Summary
The University of California, Berkeley and San Francisco combined are one of the largest buyers in the Bay Area. Historically, it has been a time-consuming process to analyze suppliers' proposed price files and ensure the University is not paying more than contracted. Through the use of Pandas and Python, this once tedious and manual process can routinely be done in a matter of a few seconds.
Description
For the University of California, Berkeley and San Francisco, a routine management process of supplier price files used to be a time-consuming process. It is essential to analyze the sometimes tens of thousands of items a supplier offers to make sure the University doesn't accept larger price increases than is in compliance with a contract. A historical figure of past purchases is matched against the current and proposed catalogs and then analyzed to ultimately find out the percentage increase and number of products removed. Each Universities' motivation is to not accept a file that has larger price increases than contracted nor a file with several previously purchased products removed.

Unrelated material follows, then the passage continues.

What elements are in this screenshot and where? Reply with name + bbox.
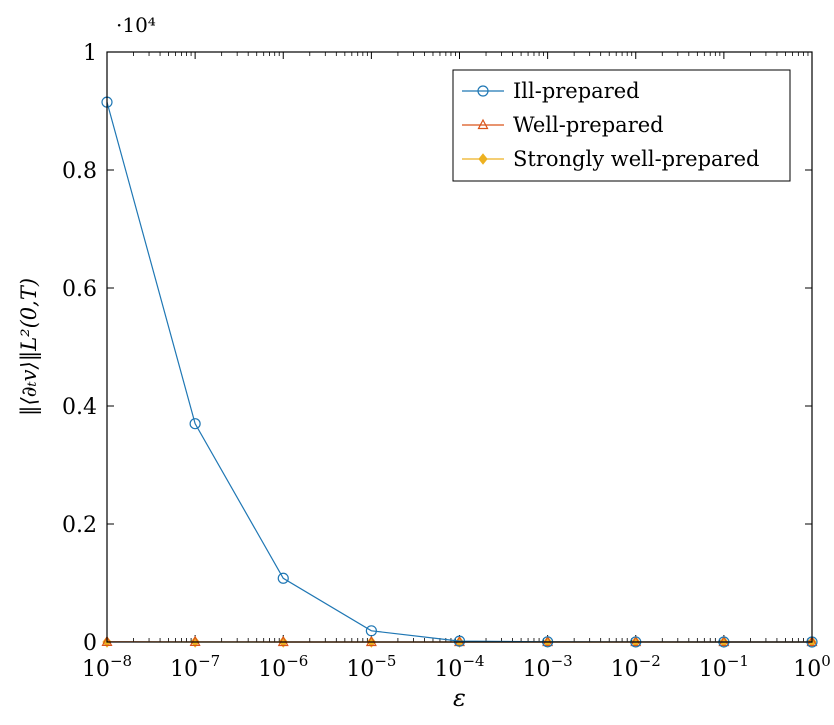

To combat the tedious and time-consuming process of manually analyzing the previous spend with the current and proposed files, a Python script was written. This heavily uses Pandas as well as Numpy for computations. The code uploads all three files as a dataframes and creates a common variable to compare similar products. It matches what was previously purchased to the identical products in the current and proposed catalogs. After filtering any 'bad' input that would skew the results, several values are computed and the code outputs the necessary figures to determine if a supplier's price file is acceptable. The code even documents each catalog result automatically so the historical changes are organized and noted in a csv.
This code is an exponential improvement to the manual process that was historically done. The end numbers are known in a matter of seconds as opposed to hours of Excel or Access analysis. For some suppliers, Excel is even incapable of uploading the entire catalog, thus making any analysis nearly impossible. Python and Pandas have not only made the analysts time more efficient but have opened the door for several possibilities.
Although this code has greatly improved this continuous analysis, more advanced techniques could potentially improve the process. The department soon hopes to use a forecasted spend figure rather than a historical snapshot to project spend against the proposed catalog. Moving forward, having the analysts armed with Python knowledge, Strategic Sourcing hopes to yield more meaning through the daily flow of spend data through machine learning techniques.